The proposed solution consists of the following implementation and
communication steps:

- determine which packages have releases files only on PYPI (group A)
  and which have externally hosted release files (group B).

- Prepare PYPI implementation to allow a per-project "hosting mode",
  effectively enabling or disabling external crawling.  When enabled 
  nothing changes from the current situation of producing ``rel=download`` 
  and ``rel=homepage`` attributed links on ``simple/`` pages, 
  causing installers to crawl those sites.  
  When disabled, the attributions of links will change 
  to ``rel=newdownload`` and ``rel=newhomepage`` causing installers to
  avoid crawling 3rd party sites.  Retaining the meta-information allows
  tools to still make use of the semantic information.

- send mail to maintainers of A that their project is going to be 
  automatically configured to "disable crawling" in one week
  and encourage them to set this mode earlier to help all of 
  their users.

- send mail to maintainers of B that their package hosting mode 
  is "crawling enabled", and list the sites which currently are crawled,
  and suggest that they re-host their packages directly on PYPI and 
  then switch the hosting-mode "disable crawling".  Provide instructions 
  and at best tools to help with this "re-uploading" process.
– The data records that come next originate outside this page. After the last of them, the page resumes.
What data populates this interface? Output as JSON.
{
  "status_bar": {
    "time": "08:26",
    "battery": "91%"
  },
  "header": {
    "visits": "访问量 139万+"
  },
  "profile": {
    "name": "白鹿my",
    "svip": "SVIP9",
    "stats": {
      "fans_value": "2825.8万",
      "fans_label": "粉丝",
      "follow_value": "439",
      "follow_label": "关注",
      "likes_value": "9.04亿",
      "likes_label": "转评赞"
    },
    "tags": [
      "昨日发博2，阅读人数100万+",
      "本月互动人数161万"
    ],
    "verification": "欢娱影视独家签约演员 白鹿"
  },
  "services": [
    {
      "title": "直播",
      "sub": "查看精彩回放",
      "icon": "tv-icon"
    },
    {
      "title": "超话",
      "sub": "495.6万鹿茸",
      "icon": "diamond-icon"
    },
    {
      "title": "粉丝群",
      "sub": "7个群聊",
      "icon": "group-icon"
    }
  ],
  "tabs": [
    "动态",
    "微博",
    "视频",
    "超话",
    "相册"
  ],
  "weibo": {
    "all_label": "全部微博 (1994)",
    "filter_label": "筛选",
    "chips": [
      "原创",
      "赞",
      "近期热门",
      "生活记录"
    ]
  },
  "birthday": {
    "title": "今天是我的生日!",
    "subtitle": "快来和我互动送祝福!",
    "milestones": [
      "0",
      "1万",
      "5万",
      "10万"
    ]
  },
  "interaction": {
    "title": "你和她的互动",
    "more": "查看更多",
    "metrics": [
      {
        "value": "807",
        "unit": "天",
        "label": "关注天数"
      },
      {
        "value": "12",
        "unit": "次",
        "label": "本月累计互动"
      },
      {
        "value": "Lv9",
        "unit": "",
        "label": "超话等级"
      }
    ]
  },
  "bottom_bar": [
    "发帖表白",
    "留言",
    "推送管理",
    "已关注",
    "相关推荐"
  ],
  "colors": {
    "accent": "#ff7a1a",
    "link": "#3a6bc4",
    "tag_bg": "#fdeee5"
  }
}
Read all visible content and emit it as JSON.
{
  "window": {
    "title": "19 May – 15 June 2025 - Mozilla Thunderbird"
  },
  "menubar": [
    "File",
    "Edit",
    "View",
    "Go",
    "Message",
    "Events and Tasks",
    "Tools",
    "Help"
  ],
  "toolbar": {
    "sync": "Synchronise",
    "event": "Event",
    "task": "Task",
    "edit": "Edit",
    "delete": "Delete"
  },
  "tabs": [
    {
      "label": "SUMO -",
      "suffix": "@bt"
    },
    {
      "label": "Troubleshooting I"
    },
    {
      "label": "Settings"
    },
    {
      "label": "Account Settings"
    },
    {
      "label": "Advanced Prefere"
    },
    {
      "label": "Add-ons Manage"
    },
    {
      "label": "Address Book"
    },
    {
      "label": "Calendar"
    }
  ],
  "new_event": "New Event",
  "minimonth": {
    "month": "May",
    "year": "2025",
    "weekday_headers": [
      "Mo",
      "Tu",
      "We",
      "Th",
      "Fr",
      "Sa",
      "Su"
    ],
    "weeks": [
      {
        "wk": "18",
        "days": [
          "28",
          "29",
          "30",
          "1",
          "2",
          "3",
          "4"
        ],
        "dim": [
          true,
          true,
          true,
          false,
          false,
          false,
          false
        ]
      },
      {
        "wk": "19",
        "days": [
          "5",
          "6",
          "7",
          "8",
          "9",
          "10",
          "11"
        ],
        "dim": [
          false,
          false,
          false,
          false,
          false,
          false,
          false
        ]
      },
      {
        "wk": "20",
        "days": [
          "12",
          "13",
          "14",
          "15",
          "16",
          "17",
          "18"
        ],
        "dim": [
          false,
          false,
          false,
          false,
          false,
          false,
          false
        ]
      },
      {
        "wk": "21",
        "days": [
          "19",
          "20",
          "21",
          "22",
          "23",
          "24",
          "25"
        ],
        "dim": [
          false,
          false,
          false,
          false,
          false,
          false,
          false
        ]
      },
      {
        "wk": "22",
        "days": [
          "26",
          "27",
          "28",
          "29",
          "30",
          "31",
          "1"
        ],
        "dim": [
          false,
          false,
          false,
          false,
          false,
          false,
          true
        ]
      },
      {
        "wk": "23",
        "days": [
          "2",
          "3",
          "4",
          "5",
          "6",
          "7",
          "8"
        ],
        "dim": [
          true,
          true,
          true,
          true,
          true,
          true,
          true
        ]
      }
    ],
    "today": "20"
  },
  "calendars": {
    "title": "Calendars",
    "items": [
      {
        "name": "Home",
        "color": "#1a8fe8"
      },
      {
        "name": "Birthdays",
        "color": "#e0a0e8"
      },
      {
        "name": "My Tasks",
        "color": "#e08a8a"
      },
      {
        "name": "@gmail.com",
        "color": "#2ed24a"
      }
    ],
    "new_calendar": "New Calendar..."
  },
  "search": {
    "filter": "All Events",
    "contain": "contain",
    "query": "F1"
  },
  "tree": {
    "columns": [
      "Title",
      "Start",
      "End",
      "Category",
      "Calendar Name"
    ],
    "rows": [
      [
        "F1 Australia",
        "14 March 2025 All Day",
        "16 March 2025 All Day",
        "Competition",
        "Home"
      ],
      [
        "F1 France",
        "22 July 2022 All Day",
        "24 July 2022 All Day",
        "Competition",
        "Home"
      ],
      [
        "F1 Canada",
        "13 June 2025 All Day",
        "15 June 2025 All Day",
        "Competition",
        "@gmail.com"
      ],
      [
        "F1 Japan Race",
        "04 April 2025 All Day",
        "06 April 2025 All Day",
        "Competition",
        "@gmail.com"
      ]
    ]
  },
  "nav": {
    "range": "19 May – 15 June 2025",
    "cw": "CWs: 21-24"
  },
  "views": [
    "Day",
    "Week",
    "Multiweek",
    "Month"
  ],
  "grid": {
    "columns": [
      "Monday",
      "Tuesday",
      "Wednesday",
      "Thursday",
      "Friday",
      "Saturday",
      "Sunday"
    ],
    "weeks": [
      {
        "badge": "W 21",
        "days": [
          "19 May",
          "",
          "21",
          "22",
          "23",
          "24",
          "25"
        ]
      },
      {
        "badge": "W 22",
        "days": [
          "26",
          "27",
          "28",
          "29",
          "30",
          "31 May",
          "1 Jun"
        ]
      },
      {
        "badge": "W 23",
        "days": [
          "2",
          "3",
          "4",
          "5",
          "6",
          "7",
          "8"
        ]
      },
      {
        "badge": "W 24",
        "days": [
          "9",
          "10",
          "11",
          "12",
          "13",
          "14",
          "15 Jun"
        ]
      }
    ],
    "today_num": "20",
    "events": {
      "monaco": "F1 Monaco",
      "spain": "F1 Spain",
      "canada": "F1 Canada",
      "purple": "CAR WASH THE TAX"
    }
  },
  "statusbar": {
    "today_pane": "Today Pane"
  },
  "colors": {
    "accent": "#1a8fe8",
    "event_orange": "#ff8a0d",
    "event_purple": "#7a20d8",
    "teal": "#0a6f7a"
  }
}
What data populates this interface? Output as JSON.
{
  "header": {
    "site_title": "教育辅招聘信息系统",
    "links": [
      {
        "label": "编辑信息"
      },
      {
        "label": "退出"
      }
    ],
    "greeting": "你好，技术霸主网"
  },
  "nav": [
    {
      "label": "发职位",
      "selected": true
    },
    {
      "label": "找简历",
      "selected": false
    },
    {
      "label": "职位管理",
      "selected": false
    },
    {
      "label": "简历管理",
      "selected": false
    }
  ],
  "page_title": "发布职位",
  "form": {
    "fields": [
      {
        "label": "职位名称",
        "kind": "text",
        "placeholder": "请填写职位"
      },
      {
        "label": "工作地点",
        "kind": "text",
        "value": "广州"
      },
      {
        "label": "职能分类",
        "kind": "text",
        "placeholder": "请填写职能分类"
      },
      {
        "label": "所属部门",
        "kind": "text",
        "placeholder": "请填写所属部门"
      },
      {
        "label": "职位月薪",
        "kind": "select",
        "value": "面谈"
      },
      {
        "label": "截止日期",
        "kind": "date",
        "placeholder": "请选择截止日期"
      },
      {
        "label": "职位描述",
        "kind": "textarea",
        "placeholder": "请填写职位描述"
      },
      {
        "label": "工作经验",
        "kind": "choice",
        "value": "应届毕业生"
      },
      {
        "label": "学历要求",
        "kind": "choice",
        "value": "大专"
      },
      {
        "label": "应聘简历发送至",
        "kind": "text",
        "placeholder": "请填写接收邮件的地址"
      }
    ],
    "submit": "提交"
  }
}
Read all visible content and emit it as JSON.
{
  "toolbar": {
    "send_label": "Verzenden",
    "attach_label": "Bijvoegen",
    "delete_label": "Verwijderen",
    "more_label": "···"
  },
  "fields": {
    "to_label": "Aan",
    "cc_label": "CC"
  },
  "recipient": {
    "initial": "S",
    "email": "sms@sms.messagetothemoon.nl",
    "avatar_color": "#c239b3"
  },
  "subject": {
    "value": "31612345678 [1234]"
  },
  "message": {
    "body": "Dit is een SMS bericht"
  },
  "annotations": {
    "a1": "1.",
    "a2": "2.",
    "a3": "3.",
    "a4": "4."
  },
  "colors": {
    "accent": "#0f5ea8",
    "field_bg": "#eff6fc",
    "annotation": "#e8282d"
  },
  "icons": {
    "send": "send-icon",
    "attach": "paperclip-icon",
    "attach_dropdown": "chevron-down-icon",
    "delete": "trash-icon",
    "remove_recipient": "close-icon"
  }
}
In addition, maintainers of installation tools are asked to release
two updates.  The first one shall provide clear warnings if external
crawling needs to happen, for which projects and URLS exactly 
this happens, and that in the future crawling will be disabled by default.  
The next update shall change the default to disallow crawling and allow 
crawling only with an explicit option like ``--crawl-externals`` and 
another option allowing to limit which hosts are allowed to be crawled
at all.

Hosting-Mode state transitions
----------------------------------

1. At the outset, we set hosting-mode to "notset" for all packages.
   This will not change any link served via the simple index and thus
   no bad effects are expected.  Early adopters and testers may now
   change the mode to either "crawl" or "nocrawl" to help with
   streamlining issues in the PYPI implementation.

2. When maintainers of B packages are mailed their mode is directly
   set to "crawl".

3. When maintainers of A are mailed we leave the mode at "notset" to allow
   people to change it to "nocrawl" themselves or to set it to "crawl" 
   if they think they are wrongly in the "A" group.  After a week 
   all "notset" modes are set to "nocrawl".

A week after the mailings all packages will be in "crawl" or "nocrawl"
hosting mode.  It is then a matter of good tools and reaching out to
maintainers of B packages to increase the A/B ratio.

Open questions
----------------------

- Should the support tools for "rehosting" packages be implemented  on the
  server side or on the client side?  Implementing it on the client
  side probably is quicker to get right and less fatal in terms of failures.

- double-check if ``rel=newhomepage`` and ``rel=newdownload`` cause the 
  desired behaviour of pip and easy_install (both the distribute and 
  setuptools based one) to not crawl those pages.

- are the "support tools" for re-hosting outside the scope of this PEP?

- Think some more about pip/easy_install "allow-hosts" mode etc.

References
------------

.. [1] Donald Stufft, ratio of externally hosted versus pypi-hosted, http://mail.python.org/pipermail/catalog-sig/2013-March/005549.html

.. [2] Marc-Andre Lemburg, reasons for external hosting, http://mail.python.org/pipermail/catalog-sig/2013-March/005626.html

.. [3] Holger Krekel, Script to remove homepage/download metadata for
       all releases http://mail.python.org/pipermail/catalog-sig/2013-February/005423.html

Acknowledgments
----------------------

Philip Eby for precise information and the basic ideas to
implement the transition via server-side changes only.

Donald Stufft for pushing away from external hosting and doing
the 90/10 % statistics script and offering to implement a PR.

Marc-Andre Lemburg, Nick Coghlan and catalog-sig for thinking
through issues regarding getting rid of "external hosting".

Copyright
-----------------

This document has been placed in the public domain.